SPF (Sender Policy Framework) is a TXT DNS record that authorises which mail servers can send email as your domain. If a sending server's IP isn't in the SPF record, the receiving server can reject or mark the message as suspicious. SPF has a hard limit of 10 DNS lookups — exceeding this causes a PermError that may result in legitimate email being rejected.

What is DMARC?

DMARC (Domain-based Message Authentication, Reporting and Conformance) publishes a policy at _dmarc.yourdomain.com that tells receiving servers what to do with email that fails SPF or DKIM: monitor (p=none), send to spam (p=quarantine), or reject (p=reject). DMARC also enables reports so you can see who is sending email as your domain.

Why do many domains use Cloudflare?

Cloudflare provides DNS hosting, DDoS protection, a global CDN, and web application firewall services. Domains using Cloudflare nameservers (ns1.cloudflare.com, ns2.cloudflare.com) benefit from fast DNS propagation and optional IP proxying that hides the origin server. Cloudflare is detectable by its specific IP ranges and nameserver hostnames.

What is a nameserver?

A nameserver (NS record) is the DNS server that holds and answers queries for a domain. When you register a domain, you point it to authoritative nameservers that store all the DNS records. Common providers include Cloudflare (ns1.cloudflare.com), Amazon Route 53 (awsdns-*.com), and Azure DNS (azure-dns.com).
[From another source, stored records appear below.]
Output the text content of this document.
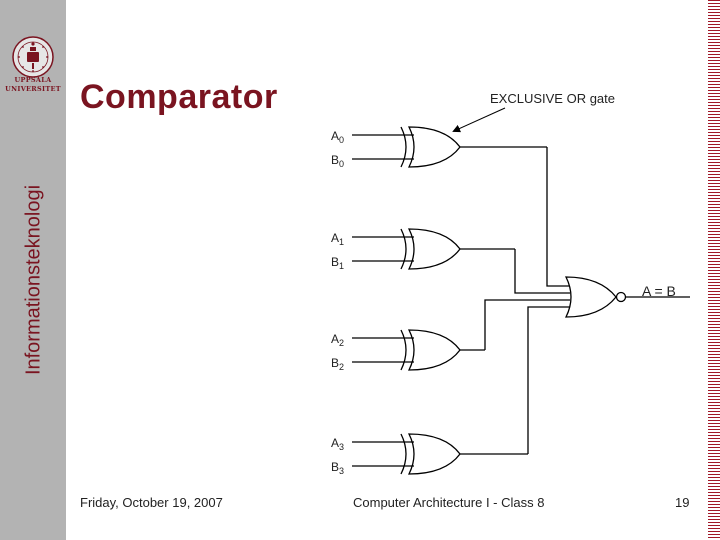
UPPSALA
UNIVERSITET
Informationsteknologi
Comparator	EXCLUSIVE OR gate
A = B
$A_0$
$B_0$
$A_1$
$B_1$
$A_2$
$B_2$
$A_3$
$B_3$
Friday, October 19, 2007	Computer Architecture I - Class 8	19
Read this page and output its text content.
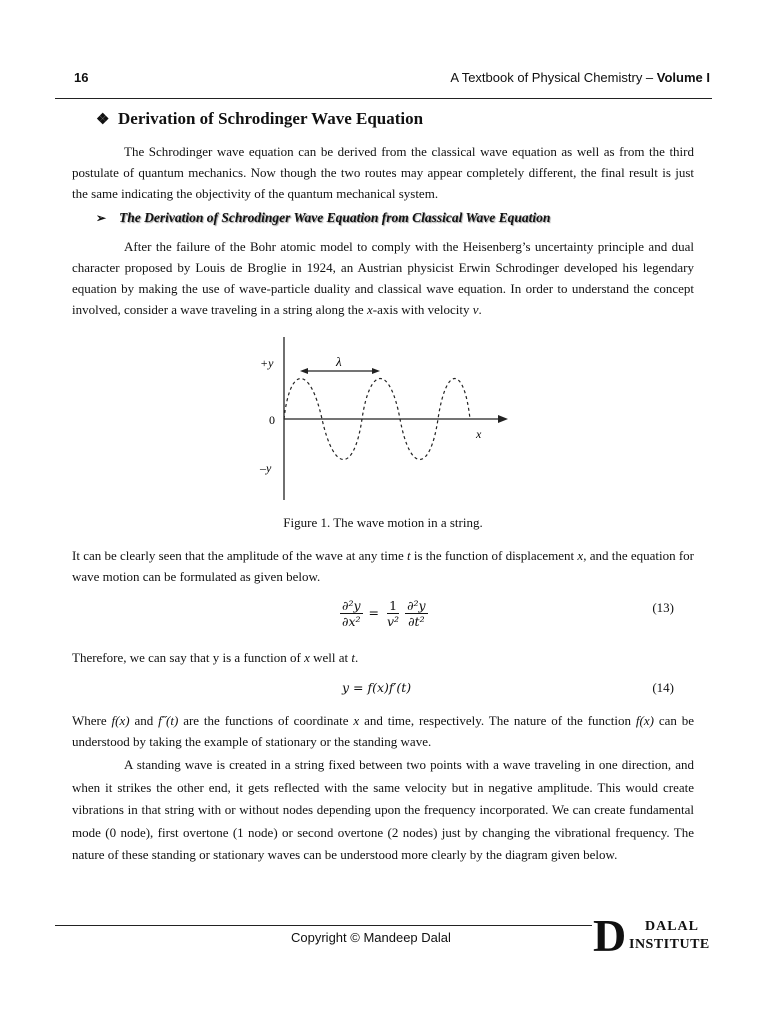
16	A Textbook of Physical Chemistry – Volume I
❖ Derivation of Schrodinger Wave Equation
The Schrodinger wave equation can be derived from the classical wave equation as well as from the third postulate of quantum mechanics. Now though the two routes may appear completely different, the final result is just the same indicating the objectivity of the quantum mechanical system.
➢ The Derivation of Schrodinger Wave Equation from Classical Wave Equation
After the failure of the Bohr atomic model to comply with the Heisenberg’s uncertainty principle and dual character proposed by Louis de Broglie in 1924, an Austrian physicist Erwin Schrodinger developed his legendary equation by making the use of wave-particle duality and classical wave equation. In order to understand the concept involved, consider a wave traveling in a string along the x-axis with velocity v.
λ
+y
0
–y
x
Figure 1. The wave motion in a string.
It can be clearly seen that the amplitude of the wave at any time t is the function of displacement x, and the equation for wave motion can be formulated as given below.
$\frac{\text{∂²y}}{\text{∂x²}} = \frac{1}{\text{v²}}$
$\frac{\text{∂²y}}{\text{∂t²}}$	(13)
Therefore, we can say that y is a function of x well at t.
y = f(x)f′(t)	(14)
Where f(x) and f˝(t) are the functions of coordinate x and time, respectively. The nature of the function f(x) can be understood by taking the example of stationary or the standing wave.
A standing wave is created in a string fixed between two points with a wave traveling in one direction, and when it strikes the other end, it gets reflected with the same velocity but in negative amplitude. This would create vibrations in that string with or without nodes depending upon the frequency incorporated. We can create fundamental mode (0 node), first overtone (1 node) or second overtone (2 nodes) just by changing the vibrational frequency. The nature of these standing or stationary waves can be understood more clearly by the diagram given below.
Copyright © Mandeep Dalal	D DALAL
INSTITUTE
Having at least two nameservers provides redundancy.

How long does DNS propagation take?

Propagation time equals the TTL of the record being changed. If the old record had a TTL of 3600 (one hour), resolvers that cached it will serve the old value for up to one hour. To reduce propagation time, lower your TTL to 300 seconds at least 24 hours before making the change, then raise it again afterward. Nameserver changes at the registrar level can take 24–48 hours regardless of TTL.